RESULTS: Complete data for 209 patients from 11 hospitals were collated. Seven hospitals achieved the PEnQuIN standard for adequate bowel preparation, and nine for terminal ileal intubation. Bowel preparation drugs varied greatly among hospitals. Considering drug subgroups, only Group D (Citric Acid and Magnesium Carbonate) achieved the desired adequate bowel preparation rate of ≥80%. A Kruskal-Wallis test revealed no statistically significant difference in median BBPS score between medication subgroups (H = 1.017, p = 0.907). There was significant variability within subgroups regarding timing, dosage and frequency of drug, resulting in heterogeneity.

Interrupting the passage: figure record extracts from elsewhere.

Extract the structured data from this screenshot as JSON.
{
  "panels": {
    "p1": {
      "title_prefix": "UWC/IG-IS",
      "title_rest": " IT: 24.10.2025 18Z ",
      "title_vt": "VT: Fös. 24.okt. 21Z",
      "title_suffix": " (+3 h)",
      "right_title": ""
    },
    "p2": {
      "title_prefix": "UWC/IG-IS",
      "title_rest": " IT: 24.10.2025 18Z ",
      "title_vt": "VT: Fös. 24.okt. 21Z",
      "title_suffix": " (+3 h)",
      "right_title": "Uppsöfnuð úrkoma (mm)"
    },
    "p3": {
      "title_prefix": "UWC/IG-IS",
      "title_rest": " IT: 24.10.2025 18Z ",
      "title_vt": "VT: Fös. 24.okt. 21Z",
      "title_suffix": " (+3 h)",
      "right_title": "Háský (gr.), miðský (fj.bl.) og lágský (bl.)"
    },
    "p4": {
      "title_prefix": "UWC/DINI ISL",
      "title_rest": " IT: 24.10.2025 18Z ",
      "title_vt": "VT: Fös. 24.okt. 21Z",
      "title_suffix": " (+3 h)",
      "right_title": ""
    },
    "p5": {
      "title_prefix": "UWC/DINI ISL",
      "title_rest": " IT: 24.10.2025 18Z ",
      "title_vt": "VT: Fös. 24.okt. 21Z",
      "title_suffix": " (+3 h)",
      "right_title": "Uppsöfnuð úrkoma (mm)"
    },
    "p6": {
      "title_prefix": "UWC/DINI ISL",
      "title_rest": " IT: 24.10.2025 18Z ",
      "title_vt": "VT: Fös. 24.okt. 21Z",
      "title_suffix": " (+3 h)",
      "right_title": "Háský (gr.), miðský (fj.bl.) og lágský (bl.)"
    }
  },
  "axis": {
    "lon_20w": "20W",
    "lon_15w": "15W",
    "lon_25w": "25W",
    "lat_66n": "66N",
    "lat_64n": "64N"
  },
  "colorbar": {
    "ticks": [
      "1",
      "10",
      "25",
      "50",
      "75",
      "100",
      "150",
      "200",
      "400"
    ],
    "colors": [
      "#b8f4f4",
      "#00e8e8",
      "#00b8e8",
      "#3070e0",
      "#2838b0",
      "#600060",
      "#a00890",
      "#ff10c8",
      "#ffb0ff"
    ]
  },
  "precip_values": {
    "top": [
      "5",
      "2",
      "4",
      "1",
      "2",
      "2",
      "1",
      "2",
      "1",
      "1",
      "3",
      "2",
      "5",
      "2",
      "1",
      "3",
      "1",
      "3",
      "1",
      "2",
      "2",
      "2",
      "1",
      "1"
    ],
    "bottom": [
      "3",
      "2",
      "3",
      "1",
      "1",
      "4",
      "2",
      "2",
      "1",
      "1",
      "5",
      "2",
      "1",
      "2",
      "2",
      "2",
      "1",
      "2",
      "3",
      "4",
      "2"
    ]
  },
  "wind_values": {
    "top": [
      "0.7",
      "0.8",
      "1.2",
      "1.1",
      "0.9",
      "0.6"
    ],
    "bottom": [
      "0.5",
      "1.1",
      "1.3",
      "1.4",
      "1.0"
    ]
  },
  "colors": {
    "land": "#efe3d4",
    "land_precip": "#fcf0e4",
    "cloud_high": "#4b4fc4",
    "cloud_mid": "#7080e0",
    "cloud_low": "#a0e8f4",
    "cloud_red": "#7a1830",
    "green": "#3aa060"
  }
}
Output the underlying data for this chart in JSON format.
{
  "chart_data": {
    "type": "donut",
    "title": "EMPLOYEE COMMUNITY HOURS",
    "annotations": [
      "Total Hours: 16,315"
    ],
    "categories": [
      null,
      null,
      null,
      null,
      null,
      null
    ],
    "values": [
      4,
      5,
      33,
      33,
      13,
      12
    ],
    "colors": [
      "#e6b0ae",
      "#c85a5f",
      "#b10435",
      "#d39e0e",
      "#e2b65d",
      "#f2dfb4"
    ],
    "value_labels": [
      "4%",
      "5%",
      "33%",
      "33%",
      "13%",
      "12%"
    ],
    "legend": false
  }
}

CONCLUSIONS: This initial study highlights marked variability in the use of bowel preparation medications in the United Kingdom. While only subgroup D met the standard for bowel preparation, more met the standard for ileal intubation, raising the question of whether important pathology is being missed. A large prospective multicentre trial is required to establish the ideal medication type and protocol for bowel preparation in children.